Für diese Zeit kann der Arbeitskreis eine stolze Bilanz ziehen, »unzählige« Hilfsaktionen wurden für Menschen organisiert, die von der Reaktorkatastrophe in der Ukraine betroffen waren, bis heute sind. Diese stolze Bilanz der Hilfe feierten am Samstag – zum Höhepunkt der Jubiläums-Veranstaltungen – rund 1500 Besucher bei einem Konzert mit der »Tom Pfeiffer Band« und Gerhard Schmied alias »Schmied Loaf«.

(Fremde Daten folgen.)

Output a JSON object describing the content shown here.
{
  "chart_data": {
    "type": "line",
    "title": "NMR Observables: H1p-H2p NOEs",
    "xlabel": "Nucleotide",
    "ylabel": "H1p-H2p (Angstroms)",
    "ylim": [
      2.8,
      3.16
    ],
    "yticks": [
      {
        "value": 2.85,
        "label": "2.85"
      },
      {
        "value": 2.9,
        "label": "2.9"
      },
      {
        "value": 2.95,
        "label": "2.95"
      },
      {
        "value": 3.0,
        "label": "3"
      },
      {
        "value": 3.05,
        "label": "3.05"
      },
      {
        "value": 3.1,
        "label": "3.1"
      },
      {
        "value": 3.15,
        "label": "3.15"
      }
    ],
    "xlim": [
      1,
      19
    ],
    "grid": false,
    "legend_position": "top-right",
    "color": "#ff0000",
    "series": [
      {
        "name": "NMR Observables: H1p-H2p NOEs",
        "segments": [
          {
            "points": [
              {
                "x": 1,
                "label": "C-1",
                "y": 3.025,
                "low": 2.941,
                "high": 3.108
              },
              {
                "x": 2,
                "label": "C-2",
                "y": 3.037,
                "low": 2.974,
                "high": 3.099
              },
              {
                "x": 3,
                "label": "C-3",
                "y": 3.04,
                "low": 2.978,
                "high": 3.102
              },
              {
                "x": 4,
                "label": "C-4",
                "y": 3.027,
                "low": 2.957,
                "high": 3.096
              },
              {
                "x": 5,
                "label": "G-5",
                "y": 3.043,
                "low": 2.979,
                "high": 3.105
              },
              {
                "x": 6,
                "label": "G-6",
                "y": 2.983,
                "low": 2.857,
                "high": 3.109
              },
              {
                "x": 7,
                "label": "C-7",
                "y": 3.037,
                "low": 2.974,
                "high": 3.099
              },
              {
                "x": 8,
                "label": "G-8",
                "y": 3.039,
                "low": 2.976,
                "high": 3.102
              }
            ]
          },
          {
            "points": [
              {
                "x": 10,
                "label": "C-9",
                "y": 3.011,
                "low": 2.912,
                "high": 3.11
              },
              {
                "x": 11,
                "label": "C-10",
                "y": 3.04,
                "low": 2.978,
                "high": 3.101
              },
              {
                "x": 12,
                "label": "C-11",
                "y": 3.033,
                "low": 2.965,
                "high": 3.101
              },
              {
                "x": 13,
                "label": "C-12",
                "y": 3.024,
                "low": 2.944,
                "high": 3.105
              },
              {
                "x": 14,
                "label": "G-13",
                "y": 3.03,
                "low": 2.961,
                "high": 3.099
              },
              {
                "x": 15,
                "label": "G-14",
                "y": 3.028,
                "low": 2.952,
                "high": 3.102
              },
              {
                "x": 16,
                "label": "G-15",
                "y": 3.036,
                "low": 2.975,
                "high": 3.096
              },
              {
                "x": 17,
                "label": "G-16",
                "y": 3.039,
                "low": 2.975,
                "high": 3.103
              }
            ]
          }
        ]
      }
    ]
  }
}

In gewohnter Manier brachte Tom Pfeiffer zusammen mit seiner Band das Publikum zum Kochen, brauchte keinen großen Vorlauf, um Stimmung auf den sonst als Verladeplatz von Getreide und Düngemittel genutzten Platz des Landhandels Weil zu bringen. Fast drei Stunden lang heizten Pfeiffer & Co. den Jubiläumsgästen ein, bis endlich »Schmied Loaf« zusammen mit Partnerin Jasmin Ferrera Carretas und Band sein »Tribute« auf »Meat Loaf« beginnen konnte. Da war es schon rund 23 Uhr und immer noch war der Platz vor der verhältnismäßig großen Bühne voll. »Es hat uns überrascht, dass so viele Menschen gekommen sind, um die beiden Bands zu hören und zu sehen«, sagte Gerhard Keller vom Arbeitskreis »Leben nach Tschernobyl«. Die Mühe vor allem der AK-Mitglieder Wolfgang Heußner, Gerd Boller, Eberhard Klein, Christel Rohm, Thomas Halblaub, Wolfgang Heußler und Harald Benedikt hatte sich gelohnt.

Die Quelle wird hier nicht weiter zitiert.